Since they walked off their jobs on August 15, 136 Stella D’Oro bakery workers are continuing their strike with 24-hour, seven days a week picket lines at the Bronx, New York facility. On August 29, Stella D’Oro notified the employees in writing that the company intends to replace them with non-union workers. Since then, the two sides have not held any negotiations.

Joyce Alson, local 50 president of the Bakery, Confectionary, Tobacco Workers and Grain Millers International, which represents the strikers, was quoted as stating that the company is demanding that the workers “give up all of their sick days, four of their holidays, one week vacation, 20 percent of their health care, major reductions in salary, and a barrage of language in the contract designed to minimize employee protection.” The last strike against the Italian biscuit company took place in 2003.

Canada

Ottawa cabbies vote to strike

Taxi drivers for Blueline—one of the largest taxi companies in the nation’s capital—have pledged to go on strike September 5 if the company pushes ahead with demands for increases to plate rental and dispatch service fees.

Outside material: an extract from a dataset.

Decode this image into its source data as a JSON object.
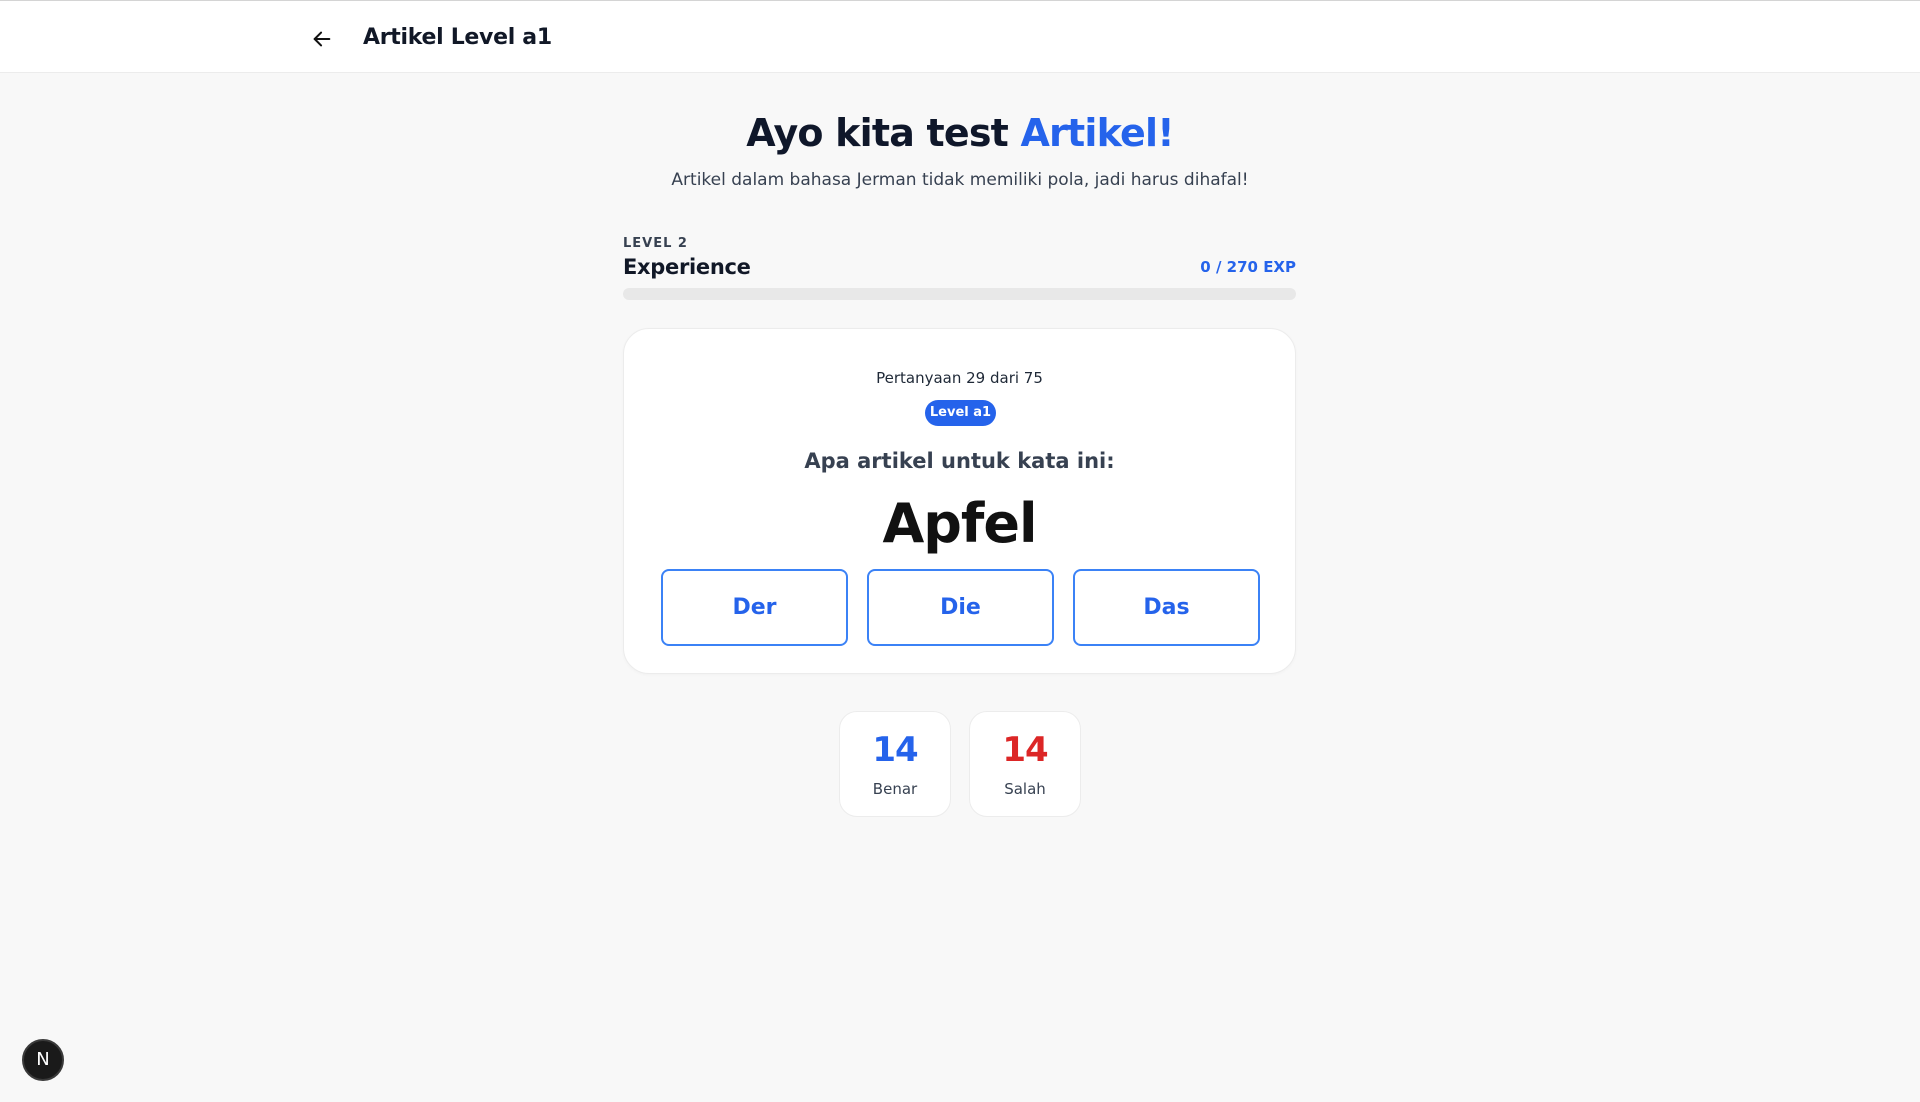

The Canadian Auto Workers (CAW), representing the taxi drivers in negotiations, says that the rate hikes are well above inflation and, with increases in fuel costs eating away at their incomes, it is getting to the point where they can no longer afford to work.

Strike averted at Ontario colleges

A threatened strike by nearly 7,000 support staff at colleges across Ontario was averted by a last minute deal between the Ontario Public Service Employees Union (OPSEU), representing workers, and negotiators representing 24 Ontario colleges.

The deal will go to ratification this week, but details of the new contract have not yet been released. Workers had previously voted by a nearly 80 percent margin against the last contract offer in July, which offered a wage increase of only three percent. Without a deal, a province-wide strike could have begun as early as Tuesday.